R will interpret a condition being met as “TRUE”.

As an example, here’s a while loop that generates random numbers from a uniform distribution (the runif() function) between 0 and 1 until it gets one that’s less than 0.1.

z <- 1
while(z > 0.1){
  z <- runif(1)
  cat(z, "\n")
}

while() loops will not always be appropriate. You have to be particularly careful that you don’t end up stuck in an infinite loop because your condition is always met and hence the while statement never terminates.

Challenge 2

Compare the objects output_vector and output_vector2. Are they the same? If not, why not? How would you change the last block of code to make output_vector2 the same as output_vector?

Solution to Challenge 2

We can check whether the two vectors are identical using the all() function:

all(output_vector == output_vector2)

However, all the elements of output_vector can be found in output_vector2:

all(output_vector %in% output_vector2)

and vice versa:

all(output_vector2 %in% output_vector)

therefore, the element in output_vector and output_vector2 are just sorted in a different order. This is because as.vector() outputs the elements of an input matrix going over its column. Taking a look at output_matrix, we can notice that we want its elements by rows. The solution is to transpose the output_matrix. We can do it either by calling the transpose function t() or by inputing the elements in the right order. The first solution requires to change the original

output_vector2 <- as.vector(output_matrix)

into

output_vector2 <- as.vector(t(output_matrix))

The second solution requires to change

output_matrix[i, j] <- temp_output

into

output_matrix[j, i] <- temp_output

Challenge 3

Write a script that loops through the gapminder data by continent and prints out whether the mean life expectancy is smaller or larger than 50 years.

Solution to Challenge 3

Step 1: We want to make sure we can extract all the unique values of the continent vector

gapminder <- read.csv("data/gapminder_data.csv")
unique(gapminder$continent)

Step 2: We also need to loop over each of these continents and calculate the average life expectancy for each subset of data. We can do that as follows:

1. Loop over each of the unique values of ‘continent’
2. For each value of continent, create a temporary variable storing that subset
3. Return the calculated life expectancy to the user by printing the output:

for( iContinent in unique(gapminder$continent) ){
  tmp <- gapminder[gapminder$continent == iContinent, ]   
  cat(iContinent, mean(tmp$lifeExp, na.rm = TRUE), "\n")  
  rm(tmp)
}

Step 3: The exercise only wants the output printed if the average life expectancy is less than 50 or greater than 50. So we need to add an if() condition before printing. So we need to add an if() condition before printing, which evaluates whether the calculated average life expectancy is above or below a threshold, and print an output conditional on the result. We need to amend (3) from above:

3a.

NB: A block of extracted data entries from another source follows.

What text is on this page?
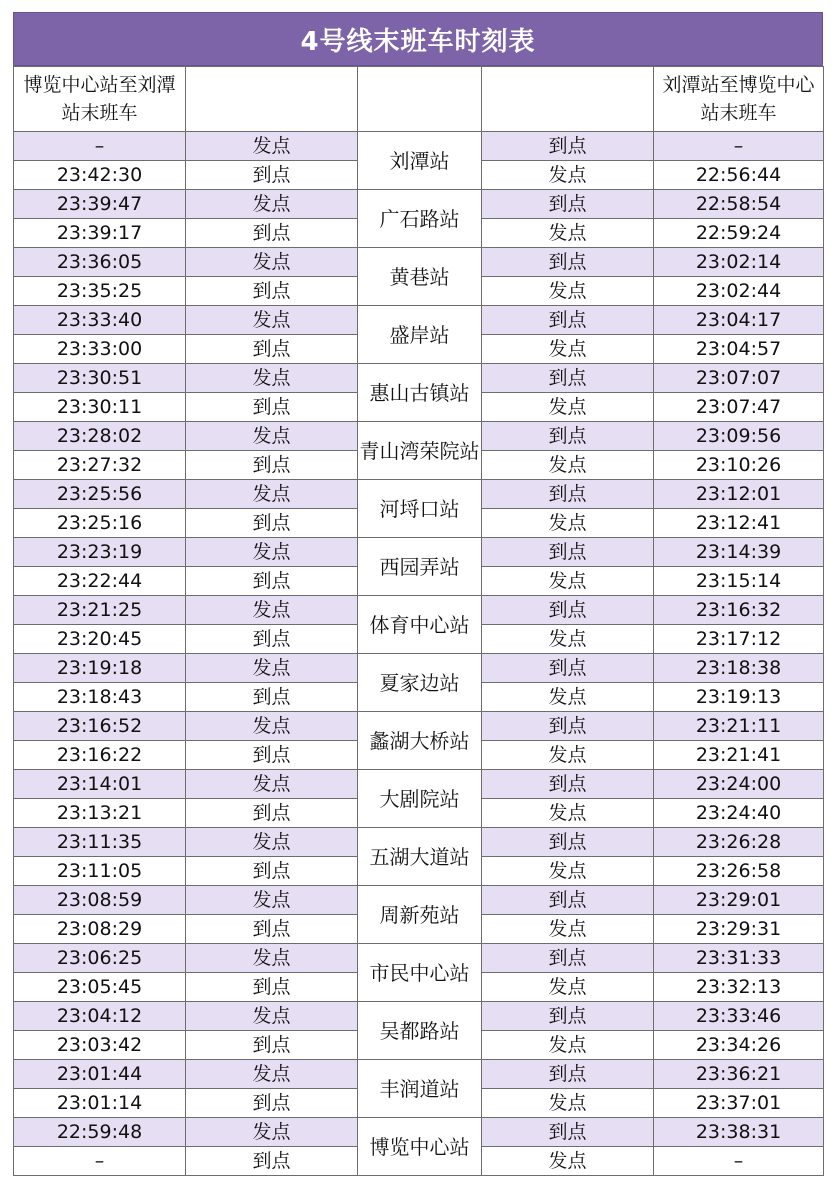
4号线末班车时刻表
博览中心站至刘潭站末班车				刘潭站至博览中心站末班车
–	发点	刘潭站	到点	–
23:42:30	到点		发点	22:56:44
23:39:47	发点	广石路站	到点	22:58:54
23:39:17	到点		发点	22:59:24
23:36:05	发点	黄巷站	到点	23:02:14
23:35:25	到点		发点	23:02:44
23:33:40	发点	盛岸站	到点	23:04:17
23:33:00	到点		发点	23:04:57
23:30:51	发点	惠山古镇站	到点	23:07:07
23:30:11	到点		发点	23:07:47
23:28:02	发点	青山湾荣院站	到点	23:09:56
23:27:32	到点		发点	23:10:26
23:25:56	发点	河埒口站	到点	23:12:01
23:25:16	到点		发点	23:12:41
23:23:19	发点	西园弄站	到点	23:14:39
23:22:44	到点		发点	23:15:14
23:21:25	发点	体育中心站	到点	23:16:32
23:20:45	到点		发点	23:17:12
23:19:18	发点	夏家边站	到点	23:18:38
23:18:43	到点		发点	23:19:13
23:16:52	发点	蠡湖大桥站	到点	23:21:11
23:16:22	到点		发点	23:21:41
23:14:01	发点	大剧院站	到点	23:24:00
23:13:21	到点		发点	23:24:40
23:11:35	发点	五湖大道站	到点	23:26:28
23:11:05	到点		发点	23:26:58
23:08:59	发点	周新苑站	到点	23:29:01
23:08:29	到点		发点	23:29:31
23:06:25	发点	市民中心站	到点	23:31:33
23:05:45	到点		发点	23:32:13
23:04:12	发点	吴都路站	到点	23:33:46
23:03:42	到点		发点	23:34:26
23:01:44	发点	丰润道站	到点	23:36:21
23:01:14	到点		发点	23:37:01
22:59:48	发点	博览中心站	到点	23:38:31
–	到点		发点	–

If the calculated life expectancy is less than some threshold (50 years), return the continent and a statement that life expectancy is less than threshold, otherwise return the continent and a statement that life expectancy is greater than threshold,:

thresholdValue <- 50

for( iContinent in unique(gapminder$continent) ){
   tmp <- mean(gapminder[gapminder$continent == iContinent, "lifeExp"])
   
   if(tmp < thresholdValue){
       cat("Average Life Expectancy in", iContinent, "is less than", thresholdValue, "\n")
   }
   else{
       cat("Average Life Expectancy in", iContinent, "is greater than", thresholdValue, "\n")
        } # end if else condition
   rm(tmp)
   } # end for loop

Challenge 4

Modify the script from Challenge 3 to loop over each country. This time print out whether the life expectancy is smaller than 50, between 50 and 70, or greater than 70.

Solution to Challenge 4

We modify our solution to Challenge 3 by now adding two thresholds, lowerThreshold and upperThreshold and extending our if-else statements:

 lowerThreshold <- 50
 upperThreshold <- 70
 
for( iCountry in unique(gapminder$country) ){
    tmp <- mean(gapminder[gapminder$country == iCountry, "lifeExp"])
    
    if(tmp < lowerThreshold){
        cat("Average Life Expectancy in", iCountry, "is less than", lowerThreshold, "\n")
    }
    else if(tmp > lowerThreshold && tmp < upperThreshold){
        cat("Average Life Expectancy in", iCountry, "is between", lowerThreshold, "and", upperThreshold, "\n")
    }
    else{
        cat("Average Life Expectancy in", iCountry, "is greater than", upperThreshold, "\n")
    }
    rm(tmp)
}

Challenge 5 - Advanced

Write a script that loops over each country in the gapminder dataset, tests whether the country starts with a ‘B’, and graphs life expectancy against time as a line graph if the mean life expectancy is under 50 years.

Solution for Challenge 5

We will use the grep() command that was introduced in the Unix Shell lesson to find countries that start with “B.” Lets understand how to do this first. Following from the Unix shell section we may be tempted to try the following

grep("^B", unique(gapminder$country))

But when we evaluate this command it returns the indices of the factor variable country that start with “B.” To get the values, we must add the value=TRUE option to the grep() command:

grep("^B", unique(gapminder$country), value=TRUE)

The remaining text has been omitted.